Esa posición se mantiene hasta nuestros días. El interés intrínseco que pueda
tener la roca es el de sacar su contubernio de cuando en cuando, cada vez que
el agua apriete y sea necesario un bombeo para bajar la presión sobre el
gobierno de turno. Cinismo puro.
Otro tanto
ocurre en Cataluña. El envite soberanista independentista es un ejercicio
cínico para avanzar en un modelo administrativo en el que la soberanía no pinta
nada. El avance hacia un sistema más sofisticado y eficiente de administración
y de participación de la ciudadanía en la toma de decisiones políticas es
absolutamente necesario, lícito, envidiable, alejado de cualquier ejercicio
de cinismo, pero el arrebato soberanista catalán huele a podrido tanto como la
sobrerepresentación de algunos ministros y secretarios de estado recordando el
papel sacrosanto del ejército en la unidad territorial de la patria.
Cinismo y
nada más que cinismo. Algo comprensible en un país que ha hecho de las
instituciones unos tótems intocables y blindados.
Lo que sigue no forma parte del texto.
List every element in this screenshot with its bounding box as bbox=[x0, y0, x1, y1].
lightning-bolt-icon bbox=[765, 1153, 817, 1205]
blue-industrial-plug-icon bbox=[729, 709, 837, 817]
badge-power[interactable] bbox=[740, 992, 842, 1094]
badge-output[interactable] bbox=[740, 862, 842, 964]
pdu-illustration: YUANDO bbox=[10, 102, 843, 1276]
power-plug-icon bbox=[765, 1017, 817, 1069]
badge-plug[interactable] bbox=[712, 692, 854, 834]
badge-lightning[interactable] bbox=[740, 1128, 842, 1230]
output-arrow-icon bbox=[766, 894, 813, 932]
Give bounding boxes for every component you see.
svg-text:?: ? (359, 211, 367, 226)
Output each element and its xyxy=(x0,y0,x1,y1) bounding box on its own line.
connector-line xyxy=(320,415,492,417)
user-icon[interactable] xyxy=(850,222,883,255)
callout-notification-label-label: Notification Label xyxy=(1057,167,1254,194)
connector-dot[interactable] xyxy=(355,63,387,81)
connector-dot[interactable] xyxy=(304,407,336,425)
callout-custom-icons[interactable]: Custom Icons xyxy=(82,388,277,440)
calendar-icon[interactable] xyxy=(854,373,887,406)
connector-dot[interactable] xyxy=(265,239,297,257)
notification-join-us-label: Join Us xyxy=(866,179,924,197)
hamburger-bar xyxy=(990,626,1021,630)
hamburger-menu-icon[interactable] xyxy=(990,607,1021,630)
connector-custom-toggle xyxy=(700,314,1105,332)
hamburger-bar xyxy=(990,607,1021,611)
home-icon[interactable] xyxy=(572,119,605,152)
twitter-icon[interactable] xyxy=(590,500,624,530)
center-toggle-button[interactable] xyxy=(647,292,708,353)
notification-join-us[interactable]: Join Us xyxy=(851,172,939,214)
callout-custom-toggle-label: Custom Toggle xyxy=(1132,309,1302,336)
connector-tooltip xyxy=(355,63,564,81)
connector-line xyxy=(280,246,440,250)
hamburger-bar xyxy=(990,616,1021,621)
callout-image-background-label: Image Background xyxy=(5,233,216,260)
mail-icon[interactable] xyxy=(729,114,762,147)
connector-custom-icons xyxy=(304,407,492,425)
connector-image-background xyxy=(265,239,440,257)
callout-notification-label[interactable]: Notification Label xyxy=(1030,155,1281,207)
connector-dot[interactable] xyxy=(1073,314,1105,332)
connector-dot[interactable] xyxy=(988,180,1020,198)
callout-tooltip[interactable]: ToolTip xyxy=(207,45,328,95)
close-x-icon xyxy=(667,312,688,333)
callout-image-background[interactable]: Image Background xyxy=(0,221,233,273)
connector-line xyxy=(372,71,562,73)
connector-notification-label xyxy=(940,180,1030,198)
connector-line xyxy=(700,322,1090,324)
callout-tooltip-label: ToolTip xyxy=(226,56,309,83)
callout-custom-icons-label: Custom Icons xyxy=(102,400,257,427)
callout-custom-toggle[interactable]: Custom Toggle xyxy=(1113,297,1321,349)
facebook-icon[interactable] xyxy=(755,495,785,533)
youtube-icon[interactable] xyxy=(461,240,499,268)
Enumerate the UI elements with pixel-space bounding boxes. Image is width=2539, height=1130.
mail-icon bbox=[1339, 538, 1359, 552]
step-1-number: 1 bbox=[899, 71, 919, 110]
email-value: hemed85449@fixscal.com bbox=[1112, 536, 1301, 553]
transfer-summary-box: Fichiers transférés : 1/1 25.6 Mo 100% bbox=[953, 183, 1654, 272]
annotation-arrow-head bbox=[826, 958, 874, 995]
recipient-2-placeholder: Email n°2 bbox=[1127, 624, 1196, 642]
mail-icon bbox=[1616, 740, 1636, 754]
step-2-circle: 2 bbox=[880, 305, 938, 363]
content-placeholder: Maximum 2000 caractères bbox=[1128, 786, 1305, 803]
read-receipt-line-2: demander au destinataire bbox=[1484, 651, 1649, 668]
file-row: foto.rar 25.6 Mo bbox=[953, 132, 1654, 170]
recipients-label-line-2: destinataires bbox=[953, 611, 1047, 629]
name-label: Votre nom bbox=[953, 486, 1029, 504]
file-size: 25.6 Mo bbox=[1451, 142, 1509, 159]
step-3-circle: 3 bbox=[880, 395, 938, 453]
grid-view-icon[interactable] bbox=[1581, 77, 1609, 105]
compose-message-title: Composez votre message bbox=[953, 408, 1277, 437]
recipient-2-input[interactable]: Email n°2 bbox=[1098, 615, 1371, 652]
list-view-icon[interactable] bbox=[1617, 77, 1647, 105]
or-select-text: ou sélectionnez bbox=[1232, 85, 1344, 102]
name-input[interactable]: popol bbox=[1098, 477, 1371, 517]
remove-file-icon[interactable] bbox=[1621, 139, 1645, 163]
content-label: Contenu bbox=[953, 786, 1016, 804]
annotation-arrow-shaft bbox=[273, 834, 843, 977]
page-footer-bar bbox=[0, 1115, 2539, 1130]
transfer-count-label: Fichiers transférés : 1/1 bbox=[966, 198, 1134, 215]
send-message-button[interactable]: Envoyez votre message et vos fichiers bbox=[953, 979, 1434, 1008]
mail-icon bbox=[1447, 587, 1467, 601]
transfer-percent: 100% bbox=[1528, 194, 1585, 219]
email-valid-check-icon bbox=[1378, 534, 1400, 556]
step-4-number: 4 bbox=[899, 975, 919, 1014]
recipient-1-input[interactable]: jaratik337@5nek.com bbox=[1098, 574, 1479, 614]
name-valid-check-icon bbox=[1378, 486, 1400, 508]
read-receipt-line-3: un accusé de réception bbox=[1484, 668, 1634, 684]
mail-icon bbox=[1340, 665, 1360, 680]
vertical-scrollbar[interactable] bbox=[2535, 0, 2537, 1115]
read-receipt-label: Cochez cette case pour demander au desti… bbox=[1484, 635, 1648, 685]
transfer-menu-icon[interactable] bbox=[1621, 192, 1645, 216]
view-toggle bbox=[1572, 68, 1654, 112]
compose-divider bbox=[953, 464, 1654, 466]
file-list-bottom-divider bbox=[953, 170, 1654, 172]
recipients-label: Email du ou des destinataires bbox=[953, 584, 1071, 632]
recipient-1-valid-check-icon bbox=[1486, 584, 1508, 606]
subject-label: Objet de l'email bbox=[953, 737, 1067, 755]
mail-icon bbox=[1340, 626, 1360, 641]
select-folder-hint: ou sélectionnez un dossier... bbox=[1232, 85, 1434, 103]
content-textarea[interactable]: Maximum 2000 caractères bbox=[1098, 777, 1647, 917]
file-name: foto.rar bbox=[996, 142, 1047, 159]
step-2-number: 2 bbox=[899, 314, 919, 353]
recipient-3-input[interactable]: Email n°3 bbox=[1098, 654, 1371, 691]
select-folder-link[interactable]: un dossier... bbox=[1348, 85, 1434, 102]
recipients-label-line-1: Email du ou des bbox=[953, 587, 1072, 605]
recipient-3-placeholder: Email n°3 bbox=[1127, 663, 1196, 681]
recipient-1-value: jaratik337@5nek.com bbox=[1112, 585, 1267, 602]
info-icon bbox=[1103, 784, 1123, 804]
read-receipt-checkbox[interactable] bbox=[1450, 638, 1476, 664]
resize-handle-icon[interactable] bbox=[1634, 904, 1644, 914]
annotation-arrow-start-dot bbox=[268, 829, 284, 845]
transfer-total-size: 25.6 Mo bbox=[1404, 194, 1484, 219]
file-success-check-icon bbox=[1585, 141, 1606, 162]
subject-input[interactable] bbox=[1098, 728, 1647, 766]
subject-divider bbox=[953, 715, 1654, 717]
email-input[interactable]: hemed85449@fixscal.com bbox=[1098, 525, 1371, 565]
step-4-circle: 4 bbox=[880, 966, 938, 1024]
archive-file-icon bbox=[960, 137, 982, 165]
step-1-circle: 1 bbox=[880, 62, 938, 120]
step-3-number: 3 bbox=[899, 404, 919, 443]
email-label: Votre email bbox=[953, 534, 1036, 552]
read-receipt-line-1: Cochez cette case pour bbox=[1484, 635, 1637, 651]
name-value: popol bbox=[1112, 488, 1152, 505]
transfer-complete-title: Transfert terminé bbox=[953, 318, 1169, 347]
Dios es uno, la iglesia su
representación en la tierra, el rey su contable de los asuntos mundanos, el
gobierno la espada que defiende el orden sacro, la corte aristocrática o
burguesa el pueblo escogido, y finalmente los pecadores zarrapastrosos que
incapaces de tener un relato propio habrán de aceptar la palabra revelada en
los evangelios, el hola o el BOE. Igual de sagrados y fraudulentos todo ellos.
Sólo
quebrando el halo de sacralidad de las instituciones para devolverlas a una
realidad humana podremos, además de evitar que éstas mantengan su discurso
embustero, hacer que sean instrumentos para el desarrollo y el progreso social
y la concordia entre los diferentes. La buena noticia es que casi todas las
instituciones han perdido el poder persuasor que les ha permitido embelesar
primero e hipnotizar después a tantos y tantos.
La infanta
Elena no tiene fama de mujer aguda, pero me parece que daba en la diana, quizás
sin querer, cuando decía en una entrevista en un medio marginal que le
impactaba el descrédito de las instituciones. Ella, que confunde persona e
institución, no está preparada para recibir críticas, desplantes, citaciones
judiciales, ni abucheos. Mucho menos el descrédito y la infidelidad de los
súbditos.
Todas las
instituciones son todas, algunas de ellas enmascaradas arteramente para que su
ejercicio de cinismo sea menos detectable. Hace sólo unos días un empresario
español que aparece siempre muy próximo a escándalos en licitaciones y
sospechas de corrupción de funcionarios, patrocinaba y presentaba públicamente
los resultados de una investigación sociológica en la que se reseñaba que la
corrupción era uno de los lastres de las economías modernas, dinámicas, y bla,
bla, bla. ¡Con qué regocijo oía esta conclusión el cínico de turno!